Report: China Trades Infrastructure Projects for Iranian Oil
WASHINGTON (Dispatches) -- China is purchasing billions of dollars’ worth of oil from Iran by bartering oil in exchange for infrastructure projects, the Wall Street Journal (WSJ) reported.
“The economic ties between the two U.S. rivals is in defiance of Washington’s efforts to isolate Iran.”
Upon coming to power in January, U.S. President Donald Trump said he was imposing a “maximum pressure campaign” to stop Iran’s oil trade using economic sanctions.
However, Iranian exports reached a multiyear peak in June before the U.S. and Israel’s 12-day imposed war on the Islamic Republic.
Citing current and former officials from several western countries, the WSJ described the barter system as follows: “Iranian oil is shipped to China–Tehran’s biggest customer – and, in return, state-backed Chinese companies build infrastructure in Iran.”
The barter system has enabled Tehran to receive up to $8.4 billion in infrastructure projects last year, the WSJ added.
According to the report, state insurer Sinosure channels Chinese funds from oil purchases to pay Chinese contractors working in Iran through a financial vehicle called “Chuxin.”

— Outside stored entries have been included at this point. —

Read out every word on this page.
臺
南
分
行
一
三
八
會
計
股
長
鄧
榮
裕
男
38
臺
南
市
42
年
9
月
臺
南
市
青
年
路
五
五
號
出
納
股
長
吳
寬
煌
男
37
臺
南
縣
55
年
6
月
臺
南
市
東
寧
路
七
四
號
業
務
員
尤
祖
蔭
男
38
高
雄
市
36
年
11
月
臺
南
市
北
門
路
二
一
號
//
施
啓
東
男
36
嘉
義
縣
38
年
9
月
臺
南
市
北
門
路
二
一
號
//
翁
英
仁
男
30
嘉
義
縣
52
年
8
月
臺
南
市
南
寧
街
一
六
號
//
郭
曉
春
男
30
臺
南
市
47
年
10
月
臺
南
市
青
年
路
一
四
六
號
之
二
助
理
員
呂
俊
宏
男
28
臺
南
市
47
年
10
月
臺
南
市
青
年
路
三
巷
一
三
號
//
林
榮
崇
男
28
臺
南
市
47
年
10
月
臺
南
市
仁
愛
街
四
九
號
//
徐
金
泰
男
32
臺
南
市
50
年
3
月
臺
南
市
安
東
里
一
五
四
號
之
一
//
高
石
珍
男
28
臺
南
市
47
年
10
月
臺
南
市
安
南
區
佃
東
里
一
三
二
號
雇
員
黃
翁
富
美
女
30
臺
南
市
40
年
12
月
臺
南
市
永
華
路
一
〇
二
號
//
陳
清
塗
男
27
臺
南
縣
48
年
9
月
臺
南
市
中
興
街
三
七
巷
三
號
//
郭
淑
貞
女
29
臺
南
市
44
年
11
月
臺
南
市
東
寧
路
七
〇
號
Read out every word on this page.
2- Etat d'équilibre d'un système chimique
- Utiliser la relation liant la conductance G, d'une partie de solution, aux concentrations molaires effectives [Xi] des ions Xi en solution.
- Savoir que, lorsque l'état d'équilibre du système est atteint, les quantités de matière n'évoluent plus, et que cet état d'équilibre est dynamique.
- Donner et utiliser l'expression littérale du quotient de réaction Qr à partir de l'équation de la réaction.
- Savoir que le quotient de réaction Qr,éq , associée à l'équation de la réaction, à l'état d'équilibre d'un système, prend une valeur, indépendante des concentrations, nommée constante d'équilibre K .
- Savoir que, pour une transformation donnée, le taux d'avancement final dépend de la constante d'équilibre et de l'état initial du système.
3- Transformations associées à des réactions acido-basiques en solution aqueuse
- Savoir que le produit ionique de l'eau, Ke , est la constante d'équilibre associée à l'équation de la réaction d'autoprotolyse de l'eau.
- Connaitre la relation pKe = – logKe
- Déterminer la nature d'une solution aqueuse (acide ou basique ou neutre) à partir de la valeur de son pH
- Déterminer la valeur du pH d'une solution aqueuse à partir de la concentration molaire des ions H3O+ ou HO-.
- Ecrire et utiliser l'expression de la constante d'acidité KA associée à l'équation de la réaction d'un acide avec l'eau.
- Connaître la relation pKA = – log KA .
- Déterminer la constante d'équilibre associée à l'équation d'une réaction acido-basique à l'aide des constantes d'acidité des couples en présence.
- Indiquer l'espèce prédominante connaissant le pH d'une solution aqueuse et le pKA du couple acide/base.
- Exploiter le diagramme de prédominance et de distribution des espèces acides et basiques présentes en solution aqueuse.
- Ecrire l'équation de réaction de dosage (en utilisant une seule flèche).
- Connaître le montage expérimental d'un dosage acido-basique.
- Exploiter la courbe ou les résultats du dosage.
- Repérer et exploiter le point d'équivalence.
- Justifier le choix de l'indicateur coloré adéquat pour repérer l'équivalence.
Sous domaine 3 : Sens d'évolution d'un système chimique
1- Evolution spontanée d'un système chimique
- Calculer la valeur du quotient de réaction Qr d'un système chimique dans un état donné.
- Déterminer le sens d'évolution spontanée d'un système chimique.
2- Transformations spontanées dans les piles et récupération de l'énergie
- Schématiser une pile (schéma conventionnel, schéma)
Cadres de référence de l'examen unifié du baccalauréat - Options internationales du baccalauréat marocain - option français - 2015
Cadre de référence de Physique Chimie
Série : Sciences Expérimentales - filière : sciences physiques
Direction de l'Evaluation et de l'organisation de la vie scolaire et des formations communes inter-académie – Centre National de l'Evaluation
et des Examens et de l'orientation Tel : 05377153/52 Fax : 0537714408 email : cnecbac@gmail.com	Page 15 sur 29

China has bought over 90 percent of Iranian oil exports in the past few years, an average of 1.43 million barrels per day (bpd) in 2025, the news agency added.
Beijing’s Foreign Ministry told WSJ it was “unaware” of the barter arrangement and “opposes illegal unilateral sanctions.”
China has stated that its oil trade with Iran conforms with international law, and that unilateral U.S. sanctions on Iran are illegitimate.